Я не прерывал девушку, понимая, что ей нужно высказаться, хотя информационной пользы от этой банальной истерики не было никакой. После того, как она чуть успокоилась, я задал вопрос:
— Кто «черный» директор биржи?
— Не знаю.
— Как не знаешь? — удивился.
— Знаю только, что этот человек имеет отношение к чеченской диаспоре в Москве.
Я хныкнул от досады: этого ещё нам не хватало? Неужели ВБ находится под контролем лиц кавказской национальности. Если это так, то дела плохи. Нуреки-чуреки денежки сильно любят, а шутить — нет: за моей же «миллион» нарежут из моей же шкуры сто тысяч шнурков для продажи в соседней нарзановой Назрани.
— Дед последние три дня очень волновался, — сообщила девушка. Говорил, что на бирже многие готовы за пятак мать родную продать.
— Обо мне ничего не говорил?
— Говорил, — вздохнула.
— Что?
— Что дуракам везет.
Я посмеялся: кто бы знал, что старенький еврей так близок к истине. Был. Теперь его нет. И надо понять причину его ликвидации. Касается ли она нас или это стечение обстоятельств?

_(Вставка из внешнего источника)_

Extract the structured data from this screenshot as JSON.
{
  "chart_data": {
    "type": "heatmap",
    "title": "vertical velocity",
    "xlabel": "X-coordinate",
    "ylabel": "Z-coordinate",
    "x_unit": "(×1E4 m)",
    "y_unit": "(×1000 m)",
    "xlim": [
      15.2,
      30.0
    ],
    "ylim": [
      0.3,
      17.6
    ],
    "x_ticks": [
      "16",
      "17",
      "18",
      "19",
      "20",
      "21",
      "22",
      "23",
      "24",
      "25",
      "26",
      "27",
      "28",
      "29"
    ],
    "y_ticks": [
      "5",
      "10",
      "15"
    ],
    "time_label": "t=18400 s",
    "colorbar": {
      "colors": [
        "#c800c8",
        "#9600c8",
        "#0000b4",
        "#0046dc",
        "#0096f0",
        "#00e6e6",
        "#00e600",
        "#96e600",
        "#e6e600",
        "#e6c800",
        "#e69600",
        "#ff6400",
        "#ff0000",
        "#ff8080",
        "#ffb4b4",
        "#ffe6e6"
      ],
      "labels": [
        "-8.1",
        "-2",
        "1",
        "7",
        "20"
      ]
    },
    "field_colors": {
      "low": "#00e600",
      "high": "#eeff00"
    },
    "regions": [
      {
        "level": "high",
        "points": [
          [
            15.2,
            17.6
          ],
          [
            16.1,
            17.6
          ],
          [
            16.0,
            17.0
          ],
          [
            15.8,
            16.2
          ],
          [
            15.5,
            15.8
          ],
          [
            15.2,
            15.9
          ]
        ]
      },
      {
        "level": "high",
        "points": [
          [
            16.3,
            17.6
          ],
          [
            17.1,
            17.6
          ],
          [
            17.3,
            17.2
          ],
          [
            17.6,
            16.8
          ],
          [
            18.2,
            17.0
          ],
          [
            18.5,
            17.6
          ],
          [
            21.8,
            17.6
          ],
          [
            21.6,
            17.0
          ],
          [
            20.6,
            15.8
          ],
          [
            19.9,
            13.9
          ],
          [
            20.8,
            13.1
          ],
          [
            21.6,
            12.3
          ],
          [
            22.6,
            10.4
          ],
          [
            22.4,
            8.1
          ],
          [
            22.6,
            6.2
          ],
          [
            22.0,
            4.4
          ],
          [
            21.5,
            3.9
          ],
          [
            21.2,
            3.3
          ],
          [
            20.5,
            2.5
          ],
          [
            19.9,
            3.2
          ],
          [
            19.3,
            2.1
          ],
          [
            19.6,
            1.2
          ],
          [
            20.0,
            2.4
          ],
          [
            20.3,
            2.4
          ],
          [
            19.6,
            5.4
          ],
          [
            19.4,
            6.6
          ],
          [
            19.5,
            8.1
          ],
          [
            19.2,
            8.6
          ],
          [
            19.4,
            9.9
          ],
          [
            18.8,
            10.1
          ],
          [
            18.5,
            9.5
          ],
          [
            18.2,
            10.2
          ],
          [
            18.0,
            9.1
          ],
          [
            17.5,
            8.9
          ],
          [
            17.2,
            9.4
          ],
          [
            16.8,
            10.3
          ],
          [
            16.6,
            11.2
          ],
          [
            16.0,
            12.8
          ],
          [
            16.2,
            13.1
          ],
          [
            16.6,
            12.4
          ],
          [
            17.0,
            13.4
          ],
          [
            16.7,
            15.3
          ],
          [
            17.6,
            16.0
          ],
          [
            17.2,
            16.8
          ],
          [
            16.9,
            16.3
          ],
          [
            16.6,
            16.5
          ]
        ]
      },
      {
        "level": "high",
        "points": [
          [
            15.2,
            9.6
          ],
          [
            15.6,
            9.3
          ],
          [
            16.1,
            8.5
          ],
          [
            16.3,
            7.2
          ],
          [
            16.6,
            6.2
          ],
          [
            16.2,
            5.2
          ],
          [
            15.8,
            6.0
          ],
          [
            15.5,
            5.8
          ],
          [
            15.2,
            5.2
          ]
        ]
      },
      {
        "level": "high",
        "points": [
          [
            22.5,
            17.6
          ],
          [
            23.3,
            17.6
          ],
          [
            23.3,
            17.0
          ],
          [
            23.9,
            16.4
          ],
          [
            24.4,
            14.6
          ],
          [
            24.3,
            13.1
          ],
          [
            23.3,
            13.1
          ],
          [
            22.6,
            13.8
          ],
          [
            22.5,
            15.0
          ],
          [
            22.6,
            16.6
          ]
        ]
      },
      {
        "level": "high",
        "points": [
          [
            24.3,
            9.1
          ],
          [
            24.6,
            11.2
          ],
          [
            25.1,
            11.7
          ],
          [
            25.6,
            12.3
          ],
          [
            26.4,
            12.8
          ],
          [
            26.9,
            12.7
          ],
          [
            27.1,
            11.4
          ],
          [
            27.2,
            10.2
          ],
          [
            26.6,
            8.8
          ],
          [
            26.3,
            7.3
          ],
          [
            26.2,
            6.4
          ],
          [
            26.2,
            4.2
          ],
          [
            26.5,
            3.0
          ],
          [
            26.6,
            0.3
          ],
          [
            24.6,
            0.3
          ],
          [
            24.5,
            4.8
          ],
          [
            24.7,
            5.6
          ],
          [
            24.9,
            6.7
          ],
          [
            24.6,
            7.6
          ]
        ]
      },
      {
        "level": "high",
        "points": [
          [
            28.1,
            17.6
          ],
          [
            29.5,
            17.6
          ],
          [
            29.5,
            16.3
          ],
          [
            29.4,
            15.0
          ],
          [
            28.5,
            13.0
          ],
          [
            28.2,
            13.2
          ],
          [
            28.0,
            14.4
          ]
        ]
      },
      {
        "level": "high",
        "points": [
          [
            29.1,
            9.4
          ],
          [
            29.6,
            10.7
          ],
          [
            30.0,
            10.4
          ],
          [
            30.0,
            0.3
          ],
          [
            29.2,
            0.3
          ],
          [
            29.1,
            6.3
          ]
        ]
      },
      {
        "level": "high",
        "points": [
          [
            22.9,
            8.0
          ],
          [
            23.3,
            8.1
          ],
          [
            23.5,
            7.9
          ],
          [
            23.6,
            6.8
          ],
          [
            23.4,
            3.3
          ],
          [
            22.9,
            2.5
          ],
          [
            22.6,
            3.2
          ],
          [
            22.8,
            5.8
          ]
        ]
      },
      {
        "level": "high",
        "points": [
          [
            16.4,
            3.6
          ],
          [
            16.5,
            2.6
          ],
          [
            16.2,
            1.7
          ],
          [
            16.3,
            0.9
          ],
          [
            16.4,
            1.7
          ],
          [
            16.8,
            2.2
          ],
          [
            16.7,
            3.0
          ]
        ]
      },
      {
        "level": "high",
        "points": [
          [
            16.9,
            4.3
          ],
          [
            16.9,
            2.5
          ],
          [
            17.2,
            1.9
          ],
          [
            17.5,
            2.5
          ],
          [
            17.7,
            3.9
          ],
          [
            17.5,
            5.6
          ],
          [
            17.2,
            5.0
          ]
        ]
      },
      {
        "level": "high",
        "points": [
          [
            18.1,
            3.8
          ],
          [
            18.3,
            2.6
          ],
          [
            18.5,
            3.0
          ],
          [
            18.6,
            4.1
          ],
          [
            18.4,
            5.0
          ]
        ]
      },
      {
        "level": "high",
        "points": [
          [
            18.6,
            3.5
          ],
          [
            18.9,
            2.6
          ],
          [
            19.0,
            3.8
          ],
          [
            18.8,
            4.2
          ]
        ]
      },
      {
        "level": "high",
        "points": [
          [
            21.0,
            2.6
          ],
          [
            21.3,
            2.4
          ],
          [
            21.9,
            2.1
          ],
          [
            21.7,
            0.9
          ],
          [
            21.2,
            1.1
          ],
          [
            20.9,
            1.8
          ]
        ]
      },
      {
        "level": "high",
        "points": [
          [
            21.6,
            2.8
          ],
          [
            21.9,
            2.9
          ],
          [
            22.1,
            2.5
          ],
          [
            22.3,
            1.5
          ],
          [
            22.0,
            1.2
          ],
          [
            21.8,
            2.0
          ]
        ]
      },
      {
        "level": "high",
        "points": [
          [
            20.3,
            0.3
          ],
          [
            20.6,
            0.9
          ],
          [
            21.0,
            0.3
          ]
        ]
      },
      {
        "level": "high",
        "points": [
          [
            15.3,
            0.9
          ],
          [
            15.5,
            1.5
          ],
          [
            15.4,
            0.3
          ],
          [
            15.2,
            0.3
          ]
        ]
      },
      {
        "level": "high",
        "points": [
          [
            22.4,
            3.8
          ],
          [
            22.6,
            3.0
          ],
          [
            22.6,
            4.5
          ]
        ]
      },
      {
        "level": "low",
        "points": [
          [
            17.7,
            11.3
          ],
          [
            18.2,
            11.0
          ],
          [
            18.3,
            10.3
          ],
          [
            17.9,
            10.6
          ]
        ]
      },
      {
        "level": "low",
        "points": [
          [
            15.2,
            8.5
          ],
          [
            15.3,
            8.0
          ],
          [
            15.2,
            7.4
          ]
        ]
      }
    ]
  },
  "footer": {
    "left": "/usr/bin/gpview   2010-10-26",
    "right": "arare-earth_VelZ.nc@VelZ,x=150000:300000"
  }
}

— А ты на самом деле сделал миллион? — спросила моя собеседница. — Я не верю.
— Проверь, — буркнул.
— А как так получилось?
— Перед тобой, — попытался отшутиться, — гениальный трейдер.
— Кем бы ты ни был, — не верила, — а за несколько дней заработать миллион долларов невозможно.
— Возможно, — проговорил не без самодовольства.
— А ты не хакер?
— Не оскорбляй меня, — запротестовал. — Не хакер я.
— Тогда кто? — пытливо посмотрела.
Передо мной возникла дилемма: говорить прекрасной собеседнице о «золотом мальчике» Илюше Шепотиннике или не говорить? Доверяю я девушке, похожей на солнечный ветер, или подозреваю её в том, что несет она в себе мусор предательства?
Выражаюсь столь изысканно только по той причине, что не знаю, как поступить. Сомнение — проклятье наших капитализированных дней. Как быстро нас отучили от веры и надежды на лучшее.
Впрочем, большинство из нас сами слабы духом и помыслами. Не буду пополнять ряды неудачников, решаю я, и называю причину моих побед на бирже.
Разумеется, Мая не верит. И как можно поверить в такую беспросветную бредятину? Никак нельзя поверить.
— Слава, прекрати издеваться, — обижается. — Наверное, существует технические способы воздействия на движение валют?
— Я имею отношение к технике, как пианист к сверлам, — уверяю. — Дело в человеческом факторе, — назидательно поднимаю палец. — Человек у нас ничто, но иногда случаются исключения.
— Я же видела Илюшу, — рассуждает девушка вслух, — он производит впечатление круглого идиота.
— Круглее не бывает, — соглашаюсь я. — Однако и круг порой превращается в квадрат, — позволил некий философский постулат. — Мы сами плохо знаем, что в наших черепушках квасится, — и развиваю мысль о том, что аутист ненормален для нашего сутяжного мирка, да, может, нормален для мира, нам неизвестного, существующего параллельно.
После этого заявления мы невольно осматриваемся: где ты, этот параллельный мир, скрытый ночной мглой? Ничего не увидели, кроме реальных бомжей, бредущих в неведомую даль.
Их было двое: маленькая спившаяся тетка, похожая узким личиком и длинным носом, на собаку таксу и спившийся долговязый хмыль, похожий малым лбом и долгим шнобелем, на борзую. От них даже на расстоянии несло привокзальной помойкой. И спорили они, кстати, о вокзалах г. Москвы.
— Не пойду я, Людок, на Белорусский. Там меня били.
— А на Казанском меня били, Пашечка.
— А на Курском нас обоих били…
— Ох, били!..
Признаться, глагол «били» они употребляли в более экспрессивной форме, привычной для уха тушинского жителя, но не как для надушенного ушка московской барышни, проживающей в пределах Садового кольца. И поэтому я крикнул:
— Эй, Людок, эй, Пашуля, заткнитесь! А то не дам денежку хорошую.
Собачьевидные бомжики оторопели, уставившись на нас, как на призраков. Должно, не ожидали доброго дела от людей, проживающих в другом мире.
— Д-д-дай, — заикаясь, попросил долговязый и сделал осторожный шаг. Будем молчать, как в могиле.
— Стой, где стоишь, — сказал я. — Уж больно от тебя пахнет, товарищ.
— Прекрати, — поморщилась Мая, поднимаясь с лавочки.